The End of the Road


Coming face to face with your insecurities, fears and anxieties isn’t something you expect to do the minute you land in paradise.

My husband and I recently accepted jobs in a place that is so remote, it is quite literally at the end of the road. Cambutal is a small fishing village on the pacific coast of Panama. Greener than green trees, empty beaches, incredible surf, wild horses, no phone service and a whole lot of Spanish speakers make up this unique place here on earth. Within this petite village lies Sansara, a luxury ocean front yoga and surf retreat where we currently ‘work’ (I air quote this word because it certainly doesn’t feel like work).

I have dreamed about working at this sacred space since seeing an opportunity pop up on Yoga Trade a year ago. After a long time of trying to match dates we finally made it to this tropical oasis. Our home here is incredible, the job is fulfilling, the people are phenomenal and the surroundings are breathtaking. It is everything I dreamed of and more. So, why was it the first two weeks here I felt the need to RUN?

The beginning weeks were a struggle, I cried and cried some more. I was so frustrated and angry with myself. ‘What the hell is wrong with you?’ ‘This is paradise, how on earth can you feel this way?’ ‘You finally have everything you ever wanted!’ I felt low, and nervous and scared and confronted. But for the life of me, could not figure out why.

Until one day I finally opened up to a friend here in Cambutal. I explained how I felt and my confusion at the situation. She told me that this happens to everyone when they first arrive. I asked why? She gently explained that because this place is so isolated, you somehow feel more exposed. Without all the distractions from modern life you find your self face to face with the real you. The good, the bad and everything in between. She went on to describe how at some point everyone here has had to deal with underlying issues that they have carried around for years. That everyone has had rise up to meet their fears, worries and insecurities. They have had to really meet themselves for the first time and embrace every side of their personalities. To deal with their past, honour the present and surrender to their future.
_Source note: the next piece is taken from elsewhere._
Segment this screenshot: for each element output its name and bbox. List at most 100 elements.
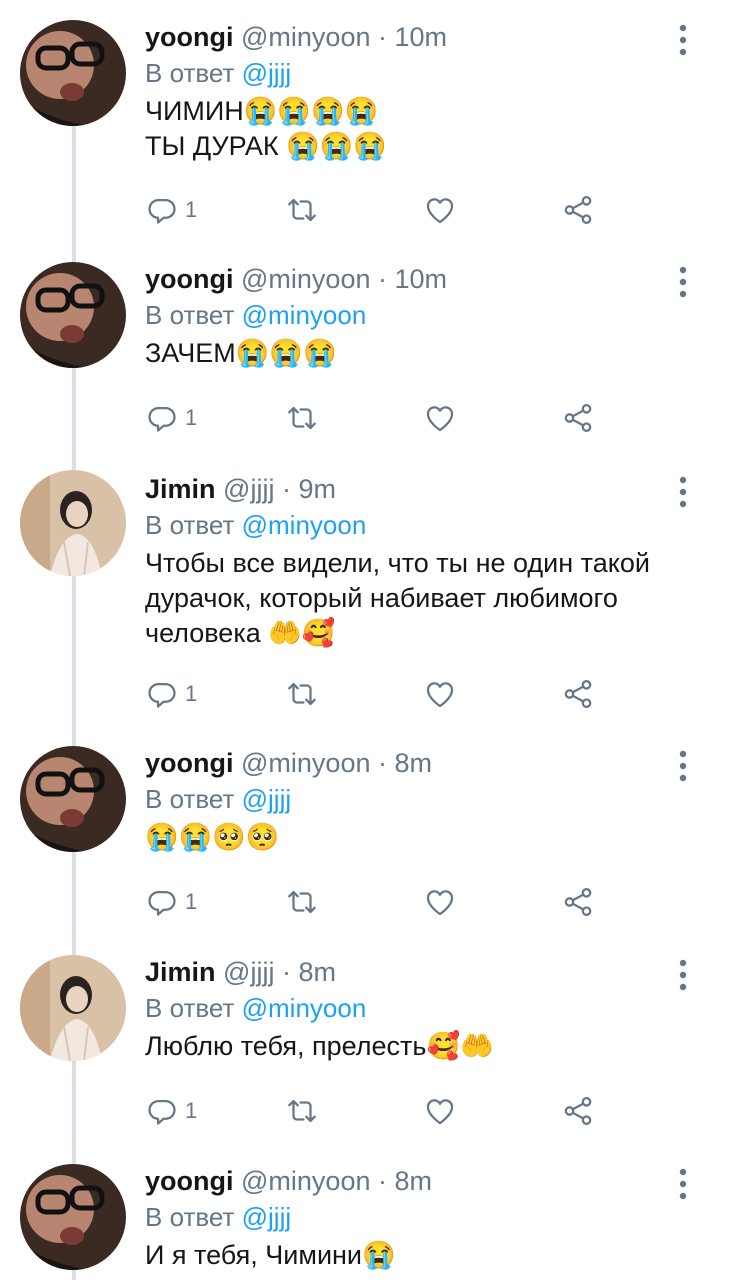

And here I was, coming face to face with everything I had been running away from. I have always struggled with anxiety, depression and fear of the future, but this time there was nowhere to hide. There were no distractions, no TV, no internet, no shopping centres or busy, bustling streets. It was just me and my thoughts. Me and my fears. Me and everything I had worked so hard to keep below the surface.

I was comforted at the thought that others had experienced what I was going through, but also petrified at the journey ahead. What if I couldn’t accept myself? What if I couldn’t handle meeting the real me? What if I ran?

But, I didn’t. I stayed. I cried. I meditated. I listened. I cracked. I watched. I surrendered. I accepted. Then, I healed.

The end of the road has been my rebirth.

Because of this experience I am creating like never before. I am writing again and painting again. I have made some big, exciting life decisions. I am growing and learning each and everyday. I am loving deeper and living fuller.

In modern day life we have so many distractions. Anything negative we feel or experience can be dulled through distraction. Alcohol, TV, magazines, FaceBook, Drugs, shopping…the list goes on. What we do not realise is that these negative or undesirable parts of ourself need to be dealt with, they are here for a reason, they want your attention. You can never truly know yourself until you have seen the whole divine, spectrum of your soul. You need to know your dark side in order to shine brighter. You need to understand your fears to fully overcome them. You need to debunk any lies within, to unleash your truth. You need to face your past in order to create a luminous future. You need to deal with any emotional junk to make room for new, exciting and rewarding ideas.

Sometimes it is ok to step into the dark, to experience the bad, to sit with the uncomfortable, to listen to the unthinkable. This is were we grow the most. This is where we get to know ourselves on a deep, profound level. This is the place we spark our brightest light.

If you get a chance this year, disconnect. Disconnect from everything and everyone. Be alone, sit in silence, listen to the whispers of your soul and be brave enough to wholeheartedly accept yourself. Don’t be scared to feel it all.

You are not alone in this journey, you are not broken, you are being reborn.

I had to disconnect from everything to reconnect to myself.

I had to get seriously lost, in order to be found.

I had to reach the end of the road just to see how far I had actually come.

 

 

 

Vicky Simpson is a yoga teacher, travel blogger and avid explorer. She lives a minimalistic, nomadic lifestyle with her husband Micky. Vicky travels the world teaching in yoga retreats, hosting workshops and writing of her adventures along the way.